🤖 AI Summary
Existing CLIP-based no-reference image quality assessment (IQA) methods rely solely on cosine similarity between image and text embeddings, overlooking the strong empirical correlation between CLIP image feature magnitudes and perceptual quality. Method: This work is the first to empirically reveal and validate this magnitude–quality relationship. We propose a fine-tuning-free, adaptive dual-cue fusion framework: (i) a semantic-normalized magnitude cue, modeled via Box-Cox transformation and absolute-value aggregation of CLIP visual features; and (ii) a confidence-guided dynamic fusion mechanism that jointly leverages magnitude and cosine similarity cues. Contribution/Results: Evaluated on LIVE, KonIQ-10k, and other benchmark IQA datasets, our method significantly outperforms standard CLIP and state-of-the-art training-free IQA models, demonstrating strong generalization across distortion types and quality ranges.
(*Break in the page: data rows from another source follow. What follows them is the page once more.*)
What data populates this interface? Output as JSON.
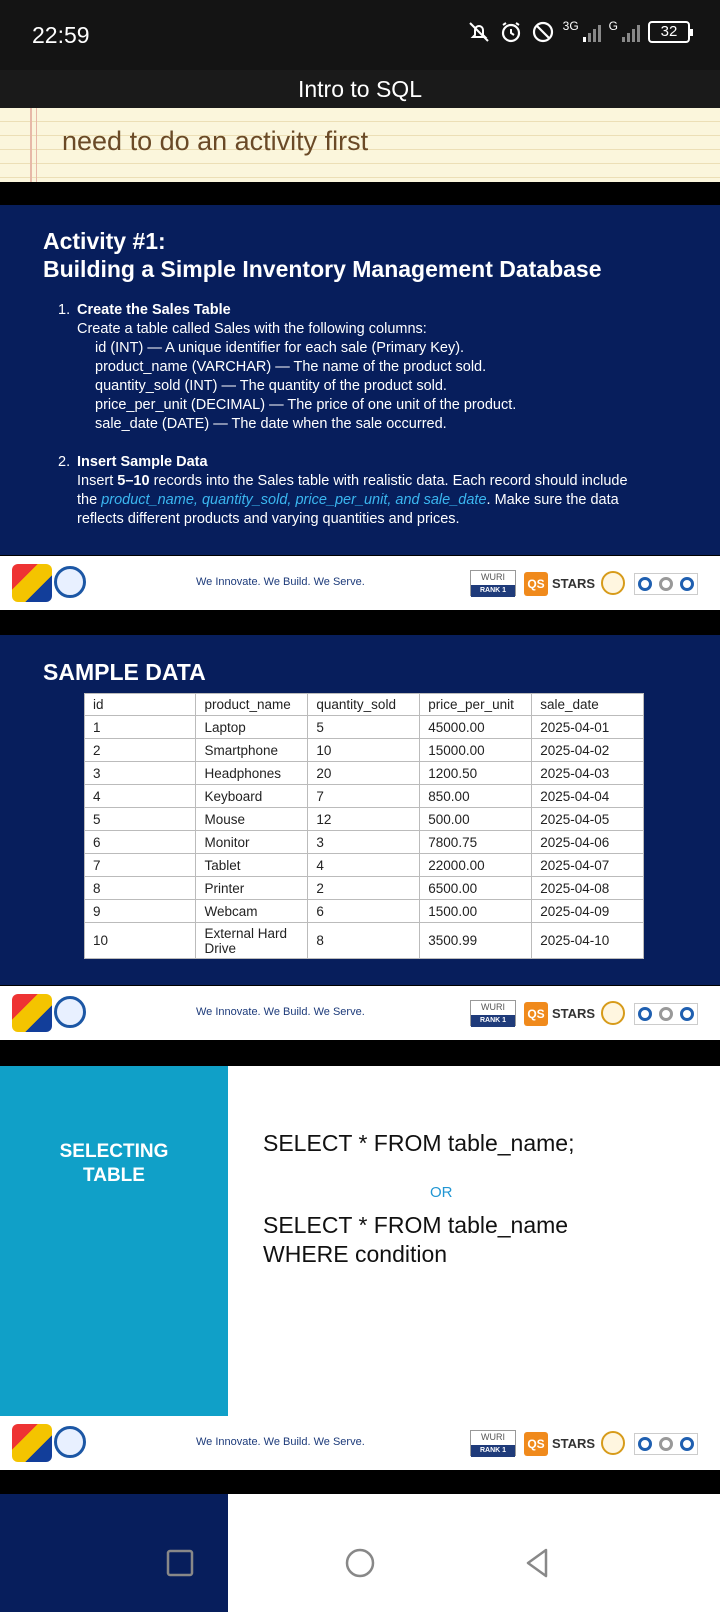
{
  "status": {
    "time": "22:59",
    "net1": "3G",
    "net2": "G",
    "battery": "32"
  },
  "app": {
    "title": "Intro to SQL"
  },
  "note": {
    "text": "need to do an activity first"
  },
  "activity": {
    "title_line1": "Activity #1:",
    "title_line2": "Building a Simple Inventory Management Database",
    "item1": {
      "num": "1.",
      "head": "Create the Sales Table",
      "intro": "Create a table called Sales with the following columns:",
      "cols": [
        "id (INT) — A unique identifier for each sale (Primary Key).",
        "product_name (VARCHAR) — The name of the product sold.",
        "quantity_sold (INT) — The quantity of the product sold.",
        "price_per_unit (DECIMAL) — The price of one unit of the product.",
        "sale_date (DATE) — The date when the sale occurred."
      ]
    },
    "item2": {
      "num": "2.",
      "head": "Insert Sample Data",
      "l1a": "Insert ",
      "l1b": "5–10",
      "l1c": " records into the Sales table with realistic data. Each record should include",
      "l2a": "the ",
      "l2b": "product_name, quantity_sold, price_per_unit, and sale_date",
      "l2c": ". Make sure the data",
      "l3": "reflects different products and varying quantities and prices."
    }
  },
  "footer": {
    "tagline": "We Innovate. We Build. We Serve.",
    "wurl": "WURI",
    "wurl_rank": "RANK 1",
    "qs": "QS",
    "stars": "STARS"
  },
  "sample": {
    "title": "SAMPLE DATA",
    "headers": [
      "id",
      "product_name",
      "quantity_sold",
      "price_per_unit",
      "sale_date"
    ],
    "rows": [
      [
        "1",
        "Laptop",
        "5",
        "45000.00",
        "2025-04-01"
      ],
      [
        "2",
        "Smartphone",
        "10",
        "15000.00",
        "2025-04-02"
      ],
      [
        "3",
        "Headphones",
        "20",
        "1200.50",
        "2025-04-03"
      ],
      [
        "4",
        "Keyboard",
        "7",
        "850.00",
        "2025-04-04"
      ],
      [
        "5",
        "Mouse",
        "12",
        "500.00",
        "2025-04-05"
      ],
      [
        "6",
        "Monitor",
        "3",
        "7800.75",
        "2025-04-06"
      ],
      [
        "7",
        "Tablet",
        "4",
        "22000.00",
        "2025-04-07"
      ],
      [
        "8",
        "Printer",
        "2",
        "6500.00",
        "2025-04-08"
      ],
      [
        "9",
        "Webcam",
        "6",
        "1500.00",
        "2025-04-09"
      ],
      [
        "10",
        "External Hard Drive",
        "8",
        "3500.99",
        "2025-04-10"
      ]
    ]
  },
  "selecting": {
    "label_line1": "SELECTING",
    "label_line2": "TABLE",
    "query1": "SELECT * FROM table_name;",
    "or": "OR",
    "query2_line1": "SELECT * FROM table_name",
    "query2_line2": "WHERE condition"
  },
  "icons": [
    "mute-bell-icon",
    "alarm-icon",
    "do-not-disturb-icon",
    "signal-icon",
    "battery-icon",
    "recent-apps-icon",
    "home-icon",
    "back-icon"
  ]
}
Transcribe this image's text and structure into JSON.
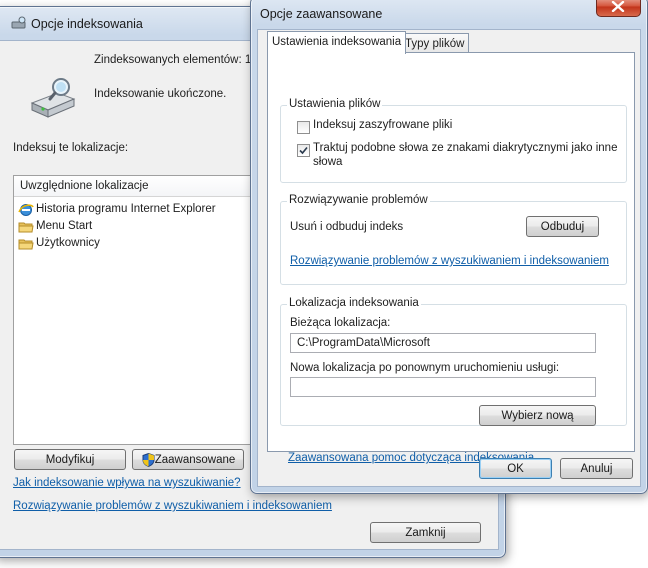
{
  "main_window": {
    "title": "Opcje indeksowania",
    "indexed_count_label": "Zindeksowanych elementów: 1",
    "status_text": "Indeksowanie ukończone.",
    "index_locations_label": "Indeksuj te lokalizacje:",
    "list_header": "Uwzględnione lokalizacje",
    "locations": [
      {
        "label": "Historia programu Internet Explorer",
        "icon": "internet-explorer-icon"
      },
      {
        "label": "Menu Start",
        "icon": "folder-icon"
      },
      {
        "label": "Użytkownicy",
        "icon": "folder-icon"
      }
    ],
    "modify_button": "Modyfikuj",
    "advanced_button": "Zaawansowane",
    "link_how_indexing_affects": "Jak indeksowanie wpływa na wyszukiwanie?",
    "link_troubleshoot": "Rozwiązywanie problemów z wyszukiwaniem i indeksowaniem",
    "close_button": "Zamknij"
  },
  "advanced_dialog": {
    "title": "Opcje zaawansowane",
    "tabs": [
      {
        "label": "Ustawienia indeksowania",
        "active": true
      },
      {
        "label": "Typy plików",
        "active": false
      }
    ],
    "file_settings": {
      "title": "Ustawienia plików",
      "encrypt_label": "Indeksuj zaszyfrowane pliki",
      "encrypt_checked": false,
      "diacritics_label_line1": "Traktuj podobne słowa ze znakami diakrytycznymi jako inne",
      "diacritics_label_line2": "słowa",
      "diacritics_checked": true
    },
    "troubleshooting": {
      "title": "Rozwiązywanie problemów",
      "rebuild_label": "Usuń i odbuduj indeks",
      "rebuild_button": "Odbuduj",
      "link": "Rozwiązywanie problemów z wyszukiwaniem i indeksowaniem"
    },
    "index_location": {
      "title": "Lokalizacja indeksowania",
      "current_label": "Bieżąca lokalizacja:",
      "current_value": "C:\\ProgramData\\Microsoft",
      "new_label": "Nowa lokalizacja po ponownym uruchomieniu usługi:",
      "new_value": "",
      "select_new_button": "Wybierz nową"
    },
    "help_link": "Zaawansowana pomoc dotycząca indeksowania",
    "ok_button": "OK",
    "cancel_button": "Anuluj"
  },
  "colors": {
    "link": "#0f5ea8",
    "close_button": "#c2331a",
    "frame": "#c2d3e7"
  }
}
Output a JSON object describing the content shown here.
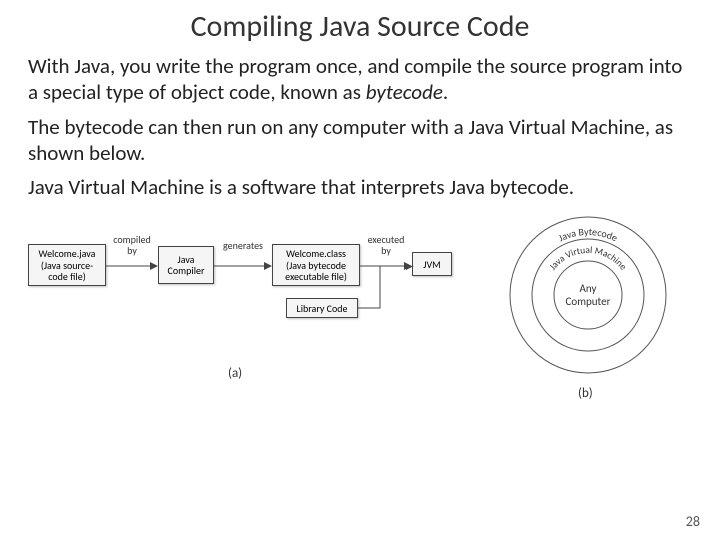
{
  "title": "Compiling Java Source Code",
  "paragraphs": {
    "p1a": "With Java, you write the program once, and compile the source program into a special type of object code, known as ",
    "p1b": "bytecode",
    "p1c": ".",
    "p2": "The bytecode can then run on any computer with a Java Virtual Machine, as shown below.",
    "p3": "Java Virtual Machine is a software that interprets Java bytecode."
  },
  "diagram": {
    "box1": "Welcome.java\n(Java source-\ncode file)",
    "label1": "compiled\nby",
    "box2": "Java\nCompiler",
    "label2": "generates",
    "box3": "Welcome.class\n(Java bytecode\nexecutable file)",
    "label3": "executed\nby",
    "box4": "JVM",
    "box5": "Library Code",
    "ring_outer": "Java Bytecode",
    "ring_mid": "Java Virtual Machine",
    "ring_inner": "Any\nComputer",
    "sub_a": "(a)",
    "sub_b": "(b)",
    "page": "28"
  }
}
This work establishes a new paradigm for exploiting deeper CLIP feature semantics—beyond alignment—within perceptual quality assessment.
📝 Abstract
Recent efforts have repurposed the Contrastive Language-Image Pre-training (CLIP) model for No-Reference Image Quality Assessment (NR-IQA) by measuring the cosine similarity between the image embedding and textual prompts such as"a good photo"or"a bad photo."However, this semantic similarity overlooks a critical yet underexplored cue: the magnitude of the CLIP image features, which we empirically find to exhibit a strong correlation with perceptual quality. In this work, we introduce a novel adaptive fusion framework that complements cosine similarity with a magnitude-aware quality cue. Specifically, we first extract the absolute CLIP image features and apply a Box-Cox transformation to statistically normalize the feature distribution and mitigate semantic sensitivity. The resulting scalar summary serves as a semantically-normalized auxiliary cue that complements cosine-based prompt matching. To integrate both cues effectively, we further design a confidence-guided fusion scheme that adaptively weighs each term according to its relative strength. Extensive experiments on multiple benchmark IQA datasets demonstrate that our method consistently outperforms standard CLIP-based IQA and state-of-the-art baselines, without any task-specific training.